The large-field unit-magnification projection optical system of the present invention provides major improvement over the prior art systems referenced above. Unlike the above referenced Dyson and the Wynne-Dyson systems, all of the spherical surfaces need not be nearly concentric, and the centers of curvature of the spherical surfaces need not be located close to the focal plane of the unfolded system. This will be evident to one skilled in the optical design art from examination of any of the various exemplary prescriptions for various embodiments provided herein.

Without a restriction on concentricity of spherical surfaces and locations of the surfaces centers of curvatures, the unit-magnification projection optical system of the present invention extends its utility not only for low NA systems, but also for large field and large working distance imaging applications. Embodiments of the present invention are completely symmetric relative to the aperture stop. In an axially symmetric lens system, this consists in placing lens combinations symmetrically with reference to the center of the limiting aperture stop such that the lens elements on each side of the aperture stop is exactly similar, made to the same scale and material, with object and image are also of equal size, and the lenses position at equal distances from the aperture stop plane. Such holosymmetric imaging system operates at unit magnification and initially corrected for monochromatic third-order coma, distortion, and lateral color aberrations.
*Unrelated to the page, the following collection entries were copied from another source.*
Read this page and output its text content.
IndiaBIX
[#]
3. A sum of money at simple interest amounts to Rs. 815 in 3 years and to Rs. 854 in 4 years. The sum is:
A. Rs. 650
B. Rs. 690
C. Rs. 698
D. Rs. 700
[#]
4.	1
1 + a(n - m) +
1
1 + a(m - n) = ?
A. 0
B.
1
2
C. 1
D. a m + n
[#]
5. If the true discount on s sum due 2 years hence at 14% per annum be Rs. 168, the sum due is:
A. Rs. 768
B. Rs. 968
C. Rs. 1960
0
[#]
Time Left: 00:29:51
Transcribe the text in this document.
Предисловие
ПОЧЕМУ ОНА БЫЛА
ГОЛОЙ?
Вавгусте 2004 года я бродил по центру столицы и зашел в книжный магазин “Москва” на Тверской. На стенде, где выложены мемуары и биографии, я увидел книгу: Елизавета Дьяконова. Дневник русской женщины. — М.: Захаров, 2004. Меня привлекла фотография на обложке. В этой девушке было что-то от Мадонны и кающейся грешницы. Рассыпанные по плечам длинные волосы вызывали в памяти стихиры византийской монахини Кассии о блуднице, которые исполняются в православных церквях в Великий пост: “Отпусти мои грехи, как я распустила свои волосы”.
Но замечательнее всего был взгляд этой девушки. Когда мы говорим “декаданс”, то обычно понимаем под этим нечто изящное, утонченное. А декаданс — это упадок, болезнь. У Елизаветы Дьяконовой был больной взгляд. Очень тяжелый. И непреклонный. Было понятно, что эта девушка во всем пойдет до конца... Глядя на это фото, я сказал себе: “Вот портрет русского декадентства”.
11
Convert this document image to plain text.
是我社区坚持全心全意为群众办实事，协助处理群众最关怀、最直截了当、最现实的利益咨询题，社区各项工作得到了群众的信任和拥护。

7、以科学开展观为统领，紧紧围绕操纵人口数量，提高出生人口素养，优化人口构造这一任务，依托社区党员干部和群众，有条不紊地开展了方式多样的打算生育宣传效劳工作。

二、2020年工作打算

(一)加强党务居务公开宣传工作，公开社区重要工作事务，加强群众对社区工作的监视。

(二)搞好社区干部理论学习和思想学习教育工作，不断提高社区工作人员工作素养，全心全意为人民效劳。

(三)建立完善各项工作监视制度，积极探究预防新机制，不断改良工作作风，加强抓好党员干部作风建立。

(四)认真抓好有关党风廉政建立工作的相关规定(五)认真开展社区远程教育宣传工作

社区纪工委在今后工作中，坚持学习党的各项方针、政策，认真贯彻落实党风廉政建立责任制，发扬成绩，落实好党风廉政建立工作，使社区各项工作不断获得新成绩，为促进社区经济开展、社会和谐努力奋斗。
The compact large-field unit- magnification imaging catadioptric projection optical system of the present invention evolved as a result of applying not only the holosymmetry principle but also by the using a reflective aperture stop or an aperture stop located at or nearly at the mirror element enabling the optical system to be folded into a system half as long and with a lesser number of lens elements than an unfolded dioptric system.

The mirror element in this catadioptric system of the present invention can be designed as either a flat or a curved mirror. In the preferred embodiments of the present invention, a concave mirror with shallow or benign curvature relative to its aperture size is preferable since this mirror in conjunction with the lens elements in the system helps to correct the remaining optical aberrations which include astigmatism, Petval, spherical aberration, and axial color. For broad spectral band applications, as in as in the example of the embodiment of FIG. 8, the chromatic aberrations and chromatic variations of the monochromatic aberrations are reduced also by choosing the dioptric power distributions of the optical elements, the lens elements shape factors or geometrical shapes and the proper choice of the glass materials for system achromatization. The system is also telecentric in the object and image spaces when the aperture stop is located coincident at or nearly at the focal plane of the lens subsystem before the aperture stop and the lens subsystem after the aperture stop. The inventive unit magnification catadioptric projection optical system has object and image fields that are mutually inverted and lie co-planar in the embodiments not including fold mirrors or prisms for separating the fields. The inventive system can also be used to image one half of the full image plane surface onto the other half.

In conclusion, the present invention is described above with reference to a number of preferred embodiments. The invention, however, is not limited to the embodiments described and depicted herein. Rather, the invention is defined by the claims appended hereto.